Parcel volumes more than doubled, the deployment of our APM network continued to gather pace and we rolled out innovations
such as our mobile app, contactless deliveries and labelless returns. Our consumer-centric approach to re-defining last mile deliveries
has seen us revolutionize the e-commerce ecosystem, continuously deliver new consumer experiences, while also generating
significant value for e-tailers. APMs are also the most sustainable form of delivery. Over the course of the year, we generated more
than 180,000 tons of CO2 savings to the environment, while simultaneously reducing traffic and noise pollution.
Below are newer growth quarters and the acquisition; growth is strong!
For a brisk 500 million Euros, the company acquired Mondial Relay under its wing. After EU authorities approved the deal unconditionally.

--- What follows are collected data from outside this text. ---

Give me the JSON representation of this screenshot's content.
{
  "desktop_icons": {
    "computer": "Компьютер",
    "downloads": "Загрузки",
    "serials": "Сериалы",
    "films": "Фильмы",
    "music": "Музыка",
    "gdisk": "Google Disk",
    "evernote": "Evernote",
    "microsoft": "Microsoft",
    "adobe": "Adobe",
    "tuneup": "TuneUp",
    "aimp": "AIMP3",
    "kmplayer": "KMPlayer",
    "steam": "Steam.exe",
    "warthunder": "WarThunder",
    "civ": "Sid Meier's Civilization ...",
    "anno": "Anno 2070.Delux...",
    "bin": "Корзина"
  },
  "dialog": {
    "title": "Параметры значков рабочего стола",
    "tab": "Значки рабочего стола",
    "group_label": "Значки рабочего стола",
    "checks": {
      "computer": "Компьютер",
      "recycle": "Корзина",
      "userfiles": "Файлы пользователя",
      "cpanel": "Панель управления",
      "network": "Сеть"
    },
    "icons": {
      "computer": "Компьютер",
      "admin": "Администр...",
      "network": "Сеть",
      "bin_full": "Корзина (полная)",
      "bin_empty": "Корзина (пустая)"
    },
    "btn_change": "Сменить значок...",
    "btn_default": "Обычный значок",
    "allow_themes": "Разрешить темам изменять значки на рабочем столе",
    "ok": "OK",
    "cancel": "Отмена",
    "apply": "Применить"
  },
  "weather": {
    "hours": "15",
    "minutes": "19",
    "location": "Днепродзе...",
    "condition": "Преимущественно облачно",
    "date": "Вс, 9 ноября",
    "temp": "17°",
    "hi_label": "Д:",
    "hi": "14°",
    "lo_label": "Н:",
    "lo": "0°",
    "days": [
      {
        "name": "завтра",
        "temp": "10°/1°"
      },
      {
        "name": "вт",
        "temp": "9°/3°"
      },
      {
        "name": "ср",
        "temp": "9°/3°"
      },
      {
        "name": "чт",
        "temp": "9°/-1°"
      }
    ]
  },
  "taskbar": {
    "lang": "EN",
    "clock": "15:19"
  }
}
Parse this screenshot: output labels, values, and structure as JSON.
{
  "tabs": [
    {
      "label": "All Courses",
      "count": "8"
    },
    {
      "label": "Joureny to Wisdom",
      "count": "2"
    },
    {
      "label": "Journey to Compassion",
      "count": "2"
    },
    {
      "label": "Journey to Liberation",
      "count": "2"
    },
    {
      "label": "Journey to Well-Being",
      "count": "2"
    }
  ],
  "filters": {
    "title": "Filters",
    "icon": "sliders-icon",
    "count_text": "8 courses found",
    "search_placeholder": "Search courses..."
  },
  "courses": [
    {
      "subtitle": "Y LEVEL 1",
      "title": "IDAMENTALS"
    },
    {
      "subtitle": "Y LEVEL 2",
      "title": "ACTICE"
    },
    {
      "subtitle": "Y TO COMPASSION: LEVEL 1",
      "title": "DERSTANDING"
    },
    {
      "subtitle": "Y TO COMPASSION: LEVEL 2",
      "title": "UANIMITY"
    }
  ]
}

InPost – Home Latest Quarter, which I don’t think includes Mondial Relay; EBITDA has developed in the right direction, while Capex is a brisk +50%, meaning new lockers are being installed at a frantic pace.
InPost – Home latest presentation.
I recommend taking a look at page 32, the Outlook section; there are good figures on how the business would expand with the Mondial Relay deal!